Son yüz yıldır cahil belediye reisleri, tarihle bağ kurmayan valiler ve duyarsız halk yüzünden kadim şehirlerimizde ancak üç beş tarihi eser ayakta kalabilmiştir. İstanbul, Bursa, Konya gibi başkentlik yapmış şehirlerimiz yalnızca fiziki olarak şekil değiştirmemiş, aynı zamanda ruhlarını da kaybetmişler. Konya'da Selçuklu ruhu Mevlana'ya sıkıştırılmış, Bursa'da Osmanlı Orhan Gaziye, İstanbul'da Süleymaniye'ye... Koca imparatorluklar bir minyatüre dönüşmüş adeta.

Bugün diğer kadim şehirlerimizin de bu şehirlerden farkı kalmamıştır. Bu şehirlere baktığımızda ya tarihi sembolleri Roma ve Bizans kaleleri, ya Abdülhamit devrinde yapılan saat kuleleri yahut cumhuriyetin anıtlarıyla kendilerini tanımlıyorlar. Bunların dışındaki tarihi hanlar, hamamlar, evler yıkılmıştır. Bu cehalet ve köksüzlük, modernizmi ne kadar içselleştirmişse tarih ve geleneğe o denli düşman olmuştur. Bunlar yeni şehirler inşa edemediklerinden hep kadim şehirleri yıkıp dönüştürmek istemişlerdir. Bunlar eğer Allah'tan korkmasaydılar camileri dahi yıkarlardı.

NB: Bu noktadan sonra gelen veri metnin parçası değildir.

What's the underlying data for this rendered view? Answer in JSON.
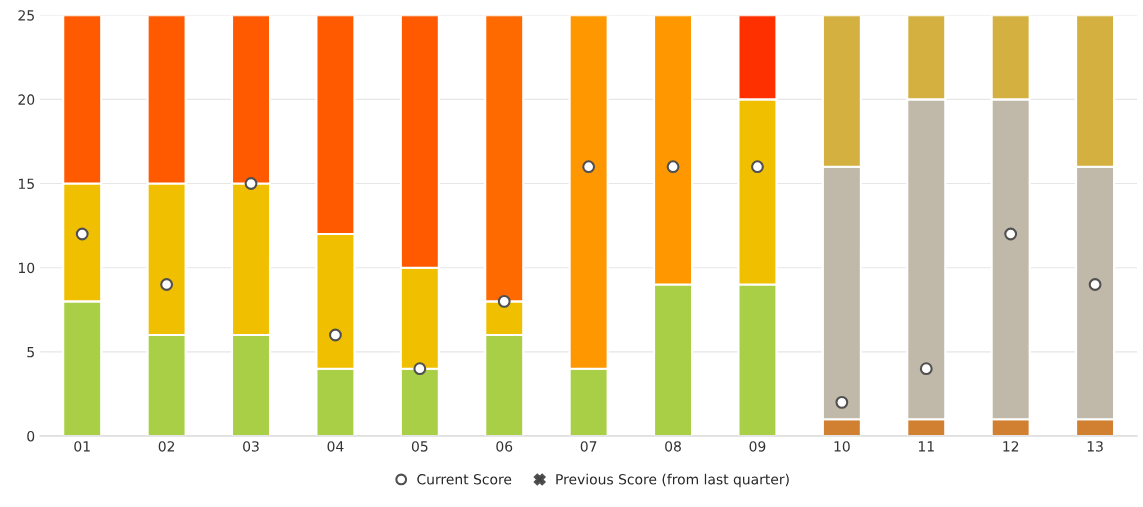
{
  "chart_data": {
    "type": "bar",
    "stacked": true,
    "categories": [
      "01",
      "02",
      "03",
      "04",
      "05",
      "06",
      "07",
      "08",
      "09",
      "10",
      "11",
      "12",
      "13"
    ],
    "series": [
      {
        "type": "bar",
        "colors": [
          "#a8cf45",
          "#a8cf45",
          "#a8cf45",
          "#a8cf45",
          "#a8cf45",
          "#a8cf45",
          "#a8cf45",
          "#a8cf45",
          "#a8cf45",
          "#d08030",
          "#d08030",
          "#d08030",
          "#d08030"
        ],
        "values": [
          8,
          6,
          6,
          4,
          4,
          6,
          4,
          9,
          9,
          1,
          1,
          1,
          1
        ]
      },
      {
        "type": "bar",
        "colors": [
          "#f0c000",
          "#f0c000",
          "#f0c000",
          "#f0c000",
          "#f0c000",
          "#f0c000",
          "#ff9800",
          "#ff9800",
          "#f0c000",
          "#c0b8a8",
          "#c0b8a8",
          "#c0b8a8",
          "#c0b8a8"
        ],
        "values": [
          7,
          9,
          9,
          8,
          6,
          2,
          21,
          16,
          11,
          15,
          19,
          19,
          15
        ]
      },
      {
        "type": "bar",
        "colors": [
          "#ff5a00",
          "#ff5a00",
          "#ff5a00",
          "#ff5a00",
          "#ff5a00",
          "#ff6a00",
          "#ff5a00",
          "#ff5a00",
          "#ff3000",
          "#d4b040",
          "#d4b040",
          "#d4b040",
          "#d4b040"
        ],
        "values": [
          10,
          10,
          10,
          13,
          15,
          17,
          null,
          null,
          5,
          9,
          5,
          5,
          9
        ]
      },
      {
        "type": "scatter",
        "name": "Current Score",
        "color": "#ffffff",
        "marker": "circle",
        "values": [
          12,
          9,
          15,
          6,
          4,
          8,
          16,
          16,
          16,
          2,
          4,
          12,
          9
        ]
      },
      {
        "type": "scatter",
        "name": "Previous Score (from last quarter)",
        "color": "#404040",
        "marker": "cross",
        "values": [
          null,
          null,
          null,
          null,
          null,
          null,
          null,
          null,
          null,
          null,
          null,
          null,
          null
        ]
      }
    ],
    "ylim": [
      0,
      25
    ],
    "yticks": [
      0,
      5,
      10,
      15,
      20,
      25
    ],
    "grid": "y",
    "legend": "bottom"
  }
}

Tarih, tarih diyorlar ya şimdi. O tarihin ne anlama geldiğini ancak Avrupa'nın kadim şehirlerini gördükten sonra anladılar. O çok eleştirdiğimiz Avrupalılar coğrafyamızda arkeolojik kazı yapıp toprak altındaki Roma ve Bizans yapılarını, şehirlerini ortaya çıkarırken, bizimkiler yeryüzündeki İslam, Selçuklu ve Osmanlı eserlerini yıkıp, yaşayan şehirleri toprağa gömdüler. Onlar mezar kazıcılıktan müze şehirler yaratırken, bizimkiler yaşayan şehirleri yıkıp müzeye dönüştürmek için yarışıyorlar.